Che cosa sono gli immunostimolanti?

Quando parliamo di immunostimolante facciamo riferimento a un qualunque farmaco o sostanza utile alla stimolazione delle difese immunitarie dell’organismo, ottimizzando le capacità di resistenza alle infezioni.

Si tratta di un risultato ampiamente sfruttato nella gestione di numerose malattie, che prosperano nel calo generalizzato delle difese immunitarie.

Possiamo adottare degli immunostimolanti a fronte di: malattie recidivanti o con tendenza a recidivare come l’herpes, il fuoco di Sant’Antonio, le candidosi, la mononucleosi, le infezioni respiratorie croniche o ricorrenti (come la bronchite), l’AIDS o altre malattie caratterizzate da situazioni immunosoppressive.

Il reperimento degli immunostimolanti può avvenire mediate le piante, consigliate in modo particolare durante i mesi freddi per la prevenzione di patologie tipiche dell’inverno.

Se subite una tendenza ad ammalarvi di frequente, potete pensare di ricorrere concretamente agli immunostimolanti, sebbene non abbiamo dati scientifici definitivi sugli effetti preventivi anti-influenzali e contro il raffreddore.
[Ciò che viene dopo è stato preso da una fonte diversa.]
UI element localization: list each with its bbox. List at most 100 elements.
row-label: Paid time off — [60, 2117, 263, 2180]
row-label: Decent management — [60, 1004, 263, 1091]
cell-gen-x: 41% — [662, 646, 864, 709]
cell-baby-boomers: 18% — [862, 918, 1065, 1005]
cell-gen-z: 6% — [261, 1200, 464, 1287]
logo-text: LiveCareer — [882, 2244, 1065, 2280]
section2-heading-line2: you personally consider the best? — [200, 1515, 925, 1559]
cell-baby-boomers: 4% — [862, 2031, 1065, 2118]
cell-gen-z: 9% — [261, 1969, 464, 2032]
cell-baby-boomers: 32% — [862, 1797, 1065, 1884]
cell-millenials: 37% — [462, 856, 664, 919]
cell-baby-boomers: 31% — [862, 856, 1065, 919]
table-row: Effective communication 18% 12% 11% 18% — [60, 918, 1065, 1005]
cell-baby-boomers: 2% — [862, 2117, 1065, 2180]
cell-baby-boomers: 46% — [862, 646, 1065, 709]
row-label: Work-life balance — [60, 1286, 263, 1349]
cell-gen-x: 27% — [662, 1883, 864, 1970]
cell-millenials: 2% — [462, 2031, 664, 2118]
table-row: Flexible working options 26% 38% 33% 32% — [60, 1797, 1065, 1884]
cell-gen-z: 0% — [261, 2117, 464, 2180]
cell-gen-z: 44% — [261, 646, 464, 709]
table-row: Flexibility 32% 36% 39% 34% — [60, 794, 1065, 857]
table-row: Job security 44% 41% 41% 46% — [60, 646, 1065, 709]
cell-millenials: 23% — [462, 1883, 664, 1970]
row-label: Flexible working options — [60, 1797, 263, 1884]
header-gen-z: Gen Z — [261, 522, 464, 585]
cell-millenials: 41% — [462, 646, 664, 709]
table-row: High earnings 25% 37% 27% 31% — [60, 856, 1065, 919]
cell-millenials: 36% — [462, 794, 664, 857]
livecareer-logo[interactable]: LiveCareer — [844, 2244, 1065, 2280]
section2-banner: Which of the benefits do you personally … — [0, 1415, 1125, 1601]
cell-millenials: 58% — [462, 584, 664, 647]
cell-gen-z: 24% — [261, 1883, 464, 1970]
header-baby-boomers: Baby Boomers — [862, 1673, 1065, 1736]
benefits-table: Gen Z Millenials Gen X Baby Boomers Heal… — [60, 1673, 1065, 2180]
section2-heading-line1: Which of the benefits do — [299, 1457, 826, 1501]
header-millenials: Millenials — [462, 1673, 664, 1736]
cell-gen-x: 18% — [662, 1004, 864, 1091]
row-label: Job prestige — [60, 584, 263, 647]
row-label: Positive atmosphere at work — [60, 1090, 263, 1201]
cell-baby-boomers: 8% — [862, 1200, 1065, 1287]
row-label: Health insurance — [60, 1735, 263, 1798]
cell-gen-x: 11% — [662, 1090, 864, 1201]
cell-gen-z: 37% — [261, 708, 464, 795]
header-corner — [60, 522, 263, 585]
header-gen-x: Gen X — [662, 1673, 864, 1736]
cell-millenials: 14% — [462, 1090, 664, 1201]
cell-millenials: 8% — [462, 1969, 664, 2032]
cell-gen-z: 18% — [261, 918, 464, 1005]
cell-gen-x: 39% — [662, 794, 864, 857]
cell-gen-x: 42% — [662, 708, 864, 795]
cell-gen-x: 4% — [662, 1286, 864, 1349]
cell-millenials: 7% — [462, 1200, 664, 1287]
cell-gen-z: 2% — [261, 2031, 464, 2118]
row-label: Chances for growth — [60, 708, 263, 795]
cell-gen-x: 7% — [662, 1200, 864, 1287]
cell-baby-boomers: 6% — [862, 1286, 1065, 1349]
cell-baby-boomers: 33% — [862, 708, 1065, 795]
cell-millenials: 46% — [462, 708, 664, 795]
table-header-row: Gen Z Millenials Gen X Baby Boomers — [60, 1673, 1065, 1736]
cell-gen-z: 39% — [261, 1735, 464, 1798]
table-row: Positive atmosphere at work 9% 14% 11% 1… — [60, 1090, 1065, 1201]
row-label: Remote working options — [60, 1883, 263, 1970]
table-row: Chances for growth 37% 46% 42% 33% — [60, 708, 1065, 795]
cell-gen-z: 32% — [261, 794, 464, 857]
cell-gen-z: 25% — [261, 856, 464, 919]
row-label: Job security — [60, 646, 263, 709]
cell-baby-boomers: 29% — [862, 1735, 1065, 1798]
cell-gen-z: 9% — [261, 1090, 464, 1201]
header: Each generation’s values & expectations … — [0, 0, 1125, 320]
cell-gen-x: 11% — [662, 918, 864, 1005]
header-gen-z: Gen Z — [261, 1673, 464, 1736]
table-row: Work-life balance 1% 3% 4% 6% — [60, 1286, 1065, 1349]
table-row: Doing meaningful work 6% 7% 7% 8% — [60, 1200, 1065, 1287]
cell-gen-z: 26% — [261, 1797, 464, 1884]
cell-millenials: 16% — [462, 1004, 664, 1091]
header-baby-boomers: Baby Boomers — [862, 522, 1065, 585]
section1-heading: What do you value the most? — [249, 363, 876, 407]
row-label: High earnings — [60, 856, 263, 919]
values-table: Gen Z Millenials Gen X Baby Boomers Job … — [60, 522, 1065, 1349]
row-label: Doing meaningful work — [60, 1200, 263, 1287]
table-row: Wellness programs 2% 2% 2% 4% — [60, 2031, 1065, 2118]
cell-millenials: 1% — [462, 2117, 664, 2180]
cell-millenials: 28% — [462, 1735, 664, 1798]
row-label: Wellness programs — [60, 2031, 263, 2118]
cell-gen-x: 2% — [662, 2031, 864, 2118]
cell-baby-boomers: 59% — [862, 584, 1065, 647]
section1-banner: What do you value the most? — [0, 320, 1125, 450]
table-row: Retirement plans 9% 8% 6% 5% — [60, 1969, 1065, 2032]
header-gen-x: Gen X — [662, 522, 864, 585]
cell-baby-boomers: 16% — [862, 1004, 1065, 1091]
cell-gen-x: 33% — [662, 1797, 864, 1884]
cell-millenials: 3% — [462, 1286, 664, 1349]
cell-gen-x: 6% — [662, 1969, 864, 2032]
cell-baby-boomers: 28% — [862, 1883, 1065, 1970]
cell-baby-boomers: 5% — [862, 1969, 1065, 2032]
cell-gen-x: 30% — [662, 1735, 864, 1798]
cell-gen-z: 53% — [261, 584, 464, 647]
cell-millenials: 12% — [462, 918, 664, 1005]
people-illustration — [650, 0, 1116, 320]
Le piante immunostimolanti, nello specifico, sono dei rimedi vegetali capaci di intervenire sulla stimolazione delle ghiandole linfatiche nella produzione di anticorpi.

Sfruttando le caratteristiche di certi vegetali, nascono così dei farmaci a base di porzioni di batteri o di catene polipeptidiche, che attivano le nostre difese.

È una condizione fisica che permette di avere una reazione più pronta al contatto con virus e batteri.

A dispetto dei vaccini, i farmaci immunostimolanti non ricoprono un ruolo specifico contro i singoli virus, ma rappresentano un incentivo al sistema difensivo dell’organismo.

Vi ricordiamo, in ogni caso, che gli immunostimolanti sono collocati nella classe C, ovvero sono dei prodotti a carico del cittadino. La vendita, nella maggior parte dei casi, avviene solo dietro prescrizione medica.

Per avere benefici nel periodo invernale è consigliabile iniziare ad assumerli dal mese di settembre-ottobre, e continuare per altri tre mesi.